Polisi meminta para korban tinggal di penampungan milik pemerintah hingga penyidikan selesai, tetapi terbatasnya anggaran pemerintah menyebabkan sebagian besar korban hanya dapat tinggal di rumah perlindungan selama rata-rata dua minggu. . Perempuan dan anak-anak dilaporkan tinggal lebih lama, walaupun pemerintah tidak memberikan data tentang rata-rata lama tinggal atau kemana para korban pergi setelah dilepaskan oleh pihak berwenang. Setelah melepaskan korban dari perawatan, pemerintah tidak melacak korban tersebut, termasuk untuk tujuan mengumpulkan kesaksian guna menuntut pelaku perdagangan orang; pemerintah mengandalkan organisasi internasional untuk tetap berkomunikasi dengan korban dan, jika perlu, memberikan bantuan lanjutan. Secara umum kurangnya perawatan rehabilitasi dan reintegrasi yang memadai serta ditambah rendahnya kesadaran di kalangan kepala desa dan para pemuka di daerah, memperbesar risiko menjadi korban TPPO kembali, terutama para nelayan yang kembali ke komunitas mereka setelah mengalami praktik kerja paksa di laut.

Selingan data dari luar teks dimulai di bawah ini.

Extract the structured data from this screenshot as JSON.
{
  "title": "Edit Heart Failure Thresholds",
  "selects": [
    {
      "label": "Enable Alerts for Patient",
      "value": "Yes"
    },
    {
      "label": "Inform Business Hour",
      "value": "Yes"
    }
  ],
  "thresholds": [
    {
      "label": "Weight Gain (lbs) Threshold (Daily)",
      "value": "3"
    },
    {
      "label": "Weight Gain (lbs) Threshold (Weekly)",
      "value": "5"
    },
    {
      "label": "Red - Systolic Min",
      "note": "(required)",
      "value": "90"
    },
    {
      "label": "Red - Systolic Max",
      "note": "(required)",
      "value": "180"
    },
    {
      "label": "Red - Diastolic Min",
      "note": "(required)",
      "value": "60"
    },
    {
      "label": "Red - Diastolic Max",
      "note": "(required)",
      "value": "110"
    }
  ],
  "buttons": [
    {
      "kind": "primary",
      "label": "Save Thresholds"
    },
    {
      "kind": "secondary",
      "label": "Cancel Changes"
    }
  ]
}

Sistem perawatan kesehatan milik pemerintah secara universal melayani sejumlah kebutuhan medis para korban WNI; namun sistem ini mensyaratkan dokumen identitas yang tidak dimiliki oleh banyak pekerja migran Indonesia yang pulang dari luar negeri setelah mengalami eksploitasi. Kementerian Kesehatan (Kemenkes) bertanggung jawab membiayai perawatan kesehatan para korban, yang wajib disediakan oleh rumah sakit milik Polri secara gratis. Pada tahun 2019, Kemenkes tidak melaporkan apakah mereka melatih petugas rumah sakit untuk memberikan layanan kesehatan bagi korban perdagangan orang dan kekerasan jika dibandingkan dengan adanya pelatihan untuk personel rumah sakit di enam provinsi pada tahun 2018.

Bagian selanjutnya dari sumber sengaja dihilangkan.